President Bush has consistently given one reason for the US military staying in Iraq--that we are putting the damper on a civil war. Actually, the US military presence is stoking the civil war and US troops are being killed daily by Iraqis who don't want us there. These Muslims don't like being under martial law imposed and harshly enforced by a Christian foreign army. Who can blame them? But of course the US has to stay--for domestic political and profit reasons. So sustaining the 'civil war' construct is vital.

One of the major violence instigators is al-Sadr and his Mahdi Army. Al-Sadr has wanted the US out of Iraq for years, and so the US has had a price on his head. Al-Sadr is also against the Shi'ites in power as well as against Iran. The Badr Brigades and militias, aligned with the Supreme Islamic Iraqi Council (SIIC), the Kurds and the Sunnis are other political blocs that have to be dealt with. It's easier to shoot them than to talk to them--but that doesn't make it right.

It's not enough to say that these people will never get along. We need someone to say: Their compatibility will be achieved--now how do we go about it? We need to think positive, not negative. Baghdad could become Belfast if we thought peace instead of war, and think leave instead of stay.

I was in Belfast, Northern Ireland in May right after the historic accords took place. Other than being hit on the head by a small pine cone as I toured the former battle areas (I was riding in the open top of a double-decker bus) there was no sign of the former extreme violence, but many signs of progress and investment, new buildings going up, etc.

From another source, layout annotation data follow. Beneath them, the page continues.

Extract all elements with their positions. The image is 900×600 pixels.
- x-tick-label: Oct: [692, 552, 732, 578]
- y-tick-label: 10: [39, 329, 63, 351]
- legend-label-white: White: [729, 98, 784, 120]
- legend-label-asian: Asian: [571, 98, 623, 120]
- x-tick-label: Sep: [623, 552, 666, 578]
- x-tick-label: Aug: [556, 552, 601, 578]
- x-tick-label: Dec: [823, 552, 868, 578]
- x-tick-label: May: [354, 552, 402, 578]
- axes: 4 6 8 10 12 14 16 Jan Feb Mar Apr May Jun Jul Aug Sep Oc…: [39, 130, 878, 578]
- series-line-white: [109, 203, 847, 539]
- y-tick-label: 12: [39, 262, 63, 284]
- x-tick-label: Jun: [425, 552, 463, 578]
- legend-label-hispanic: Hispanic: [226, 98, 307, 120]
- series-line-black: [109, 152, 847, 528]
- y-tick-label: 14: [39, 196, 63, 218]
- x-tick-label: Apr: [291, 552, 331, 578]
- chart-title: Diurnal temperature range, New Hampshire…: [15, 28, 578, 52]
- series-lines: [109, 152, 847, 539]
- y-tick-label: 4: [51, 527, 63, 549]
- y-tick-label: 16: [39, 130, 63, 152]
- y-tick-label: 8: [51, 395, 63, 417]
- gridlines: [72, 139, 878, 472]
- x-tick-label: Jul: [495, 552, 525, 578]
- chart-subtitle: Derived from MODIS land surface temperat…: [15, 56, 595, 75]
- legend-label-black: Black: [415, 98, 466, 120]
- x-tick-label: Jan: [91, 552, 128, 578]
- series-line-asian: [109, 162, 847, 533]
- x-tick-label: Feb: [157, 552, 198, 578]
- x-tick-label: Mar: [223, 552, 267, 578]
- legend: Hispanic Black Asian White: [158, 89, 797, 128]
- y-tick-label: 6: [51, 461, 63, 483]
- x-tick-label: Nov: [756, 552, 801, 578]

These people are now getting along. The pubs are full (I checked). They credit Bill Clinton, by the way.

Kucinich is correct. We need to think peace and not war.

"Peace is not a relationship of nations. It is a condition of mind brought about by a serenity of soul. Peace is not merely the absence of war. It is also a state of mind. Lasting peace can come only to peaceful people."--Jawaharlal Nehru

Every one of your solutions is oriented to some outcome the US wants. I don't see one that sounds like anything the Iraqis want. Usually we try to solve problems by taking into account the needs and desires of the other parties. That kind of thinking might lead to a whole different range of alternatives than yours.

I'm not sure how much thought Suzanne Nossel really gave to her invocation of the international community's "responsibility to protect" here, or the irony that she would invoke this at the prospect of sectarian killings by Arabs of other Arabs.

The irony arises from Democracy Arsenal's silence in the recent past as to the "responsibility to protect" black African civilians in Darfur. There has been any amount of gas produced on this site about the promotion of Arab democracy; Arab genocide is evidently not such a big deal as long as Arabs are merely the perpetrators and not the victims. I count reducing as best we can the potential for further sectarian violence one of the damage control measures we should consider once the decision to withdraw American forces from Iraq finally gets made. DA's discovery of this particular international norm here, though, leaves a sour taste in the mouth after all this time.